Эдгар Алан По анаморфоз как литературный жанр

Что он чувствовал, когда выводил на чистом листе: «The Philosophy of Composition»? Заявленная автором тема требует серьезного выражения у того лица, что медленно вчитывается в «химический» анализ стихотворения «Ворон». Текст-ловушка. Но есть шанс выбраться – стоит лишь заподозрить автора в обмане. В «Лигейе» анаморфозы при всей их фантастичности – часть интерьера, в «Философии творчества» – жанр. Текст в жанре анаморфоза предполагает как минимум два прочтения, две точки зрения и два эффекта.

В эссе По «эффект» – ключевое слово: «Я предпочитаю начинать с рассмотрения того, что называю эффектом... а впоследствии ищу окрест себя или, скорее, внутри себя такого сочетания событий и интонаций, кои наилучшим образом способствовали бы созданию нужного эффекта». Прочитав этот текст второй раз, мы можем сравнить различные эффекты и предположить, какой из них по мнению По является «нужным», какая именно улыбка была в ту ночь на его лице, изменялась ли она в процессе создания эссе, и если да, то в какой последовательности.

Один из адресатов По – теоретик эффекта, одна из его улыбок – улыбка пародиста, по долгу службы перелистывающего критические статьи и постоянно сталкивающегося со сказанным «не совсем человеческим языком», в том числе о его собственных произведениях. Это когда автор композиции рассчитывает на один эффект, а критик все портит, лишая автора той единственной радости, что ему осталась. Это когда в момент эякуляции вдруг заходит некто и начинает давать советы.
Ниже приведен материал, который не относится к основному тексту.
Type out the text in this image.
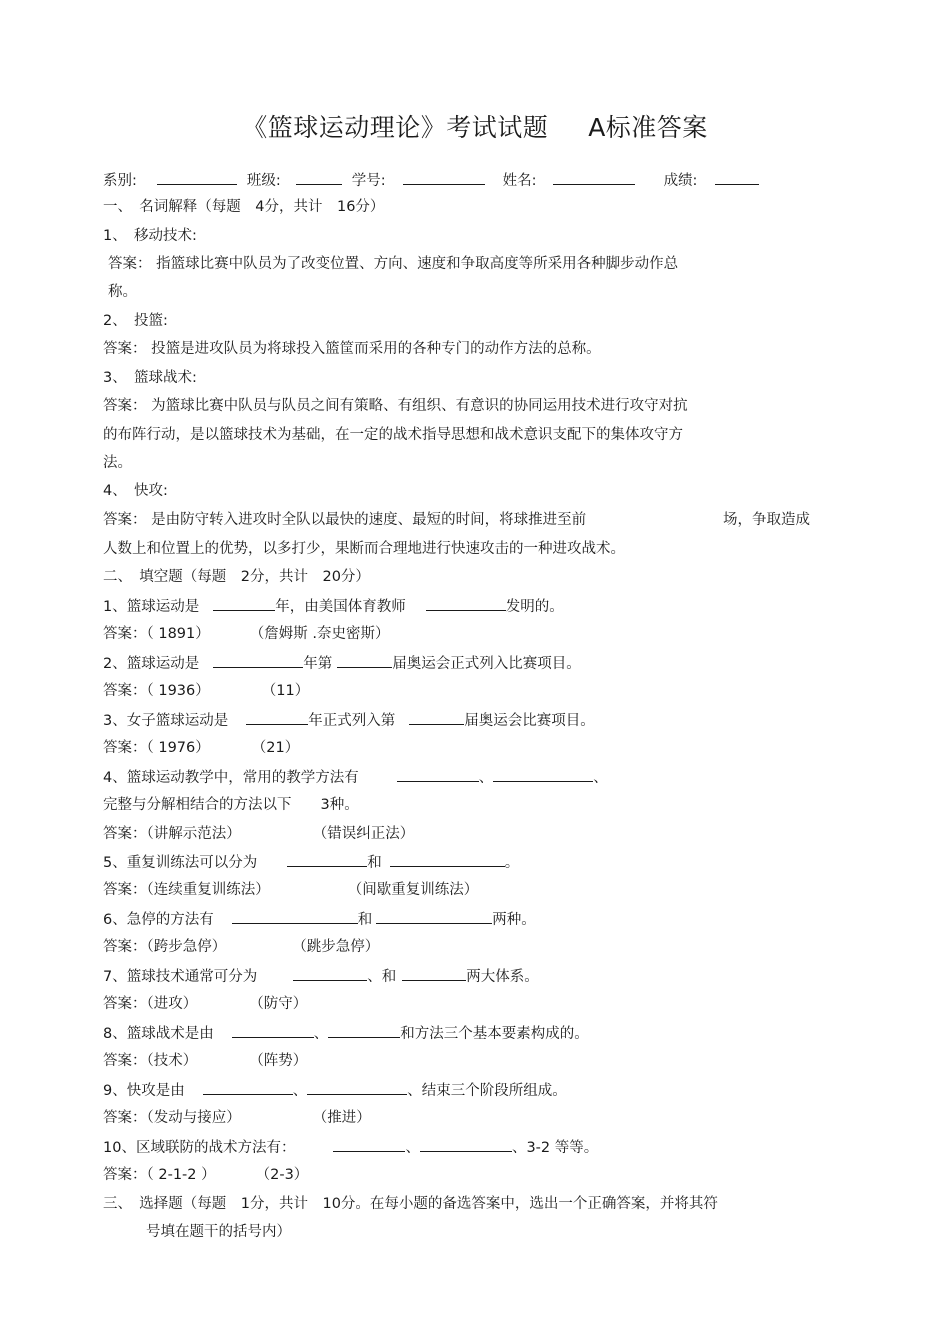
《篮球运动理论》考试试题 A标准答案
系别:	班级:	学号:	姓名:	成绩:
一、　名词解释（每题　4分，共计　16分）
1、　移动技术:
答案： 指篮球比赛中队员为了改变位置、方向、速度和争取高度等所采用各种脚步动作总
称。
2、　投篮:
答案： 投篮是进攻队员为将球投入篮筐而采用的各种专门的动作方法的总称。
3、　篮球战术:
答案： 为篮球比赛中队员与队员之间有策略、有组织、有意识的协同运用技术进行攻守对抗
的布阵行动，是以篮球技术为基础，在一定的战术指导思想和战术意识支配下的集体攻守方
法。
4、　快攻:
答案： 是由防守转入进攻时全队以最快的速度、最短的时间，将球推进至前	场，争取造成
人数上和位置上的优势，以多打少，果断而合理地进行快速攻击的一种进攻战术。
二、　填空题（每题　2分，共计　20分）
1、篮球运动是	年，由美国体育教师	发明的。
答案：（ 1891）	（詹姆斯 .奈史密斯）
2、篮球运动是	年第	届奥运会正式列入比赛项目。
答案：（ 1936）	（11）
3、女子篮球运动是	年正式列入第	届奥运会比赛项目。
答案：（ 1976）	（21）
4、篮球运动教学中，常用的教学方法有	、	、
完整与分解相结合的方法以下　　3种。
答案：（讲解示范法）	（错误纠正法）
5、重复训练法可以分为	和	。
答案：（连续重复训练法）	（间歇重复训练法）
6、急停的方法有	和	两种。
答案：（跨步急停）	（跳步急停）
7、篮球技术通常可分为	、和	两大体系。
答案：（进攻）	（防守）
8、篮球战术是由	、	和方法三个基本要素构成的。
答案：（技术）	（阵势）
9、快攻是由	、	、结束三个阶段所组成。
答案：（发动与接应）	（推进）
10、区域联防的战术方法有：	、	、3-2 等等。
答案：（ 2-1-2 ）	（2-3）
三、　选择题（每题　1分，共计　10分。在每小题的备选答案中，选出一个正确答案，并将其符
号填在题干的括号内）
Это когда рефреном nevermore, а на лице безумная улыбка и ее уже не развидеть.


* * *

Экфрасис в «Лигейе»:

«…В комнате стояли оттоманки, золотые восточные канделябры и ложе, брачное ложе индийской работы из резного черного дерева, низкое, с погребально-пышным балдахином. В каждом из пяти углов возвышались черные гранитные саркофаги из царских гробниц Луксора; с их древних крышек смотрели изваяния незапамятной древности. Но более фантастичны – увы! – были драпировки, они ниспадали тяжелыми волнами, сверху донизу закрывая непропорционально высокие стены комнаты. Это были массивные гобелены, сотканные из того же материала, что и ковер на полу, покрывала на оттоманках и кровати из черного дерева, балдахин и драгоценные свитки занавеса, частично затенявшего окно. Материалом послужила бесценная золотая парча, она была беспорядочно испещрена черными, как смоль арабесками около фута в поперечнике. Однако арабески эти представлялись узорами только при взгляде из определенной точки. С помощью оптического устройства, изобретенного в далекой древности и ныне хорошо известного художникам, изображениям была придана способность изменяться. Стоящий на пороге видел лишь нечто монструозное, но стоило ему зайти в комнату, появлялись арабески, они начинали складываться в фигуры, и гость с каждым новым шагом обнаруживал, что его окружает бесконечная процессия ужасных образов, измышленных суеверными норманнами или возникших в сонных видениях грешного монаха. Фантасмагорический эффект усиливался благодаря тому, что позади драпировок был искусственно создан непрерывный и сильный ток воздуха, который придавал всему видимому неприятное и тревожное оживление (animation)».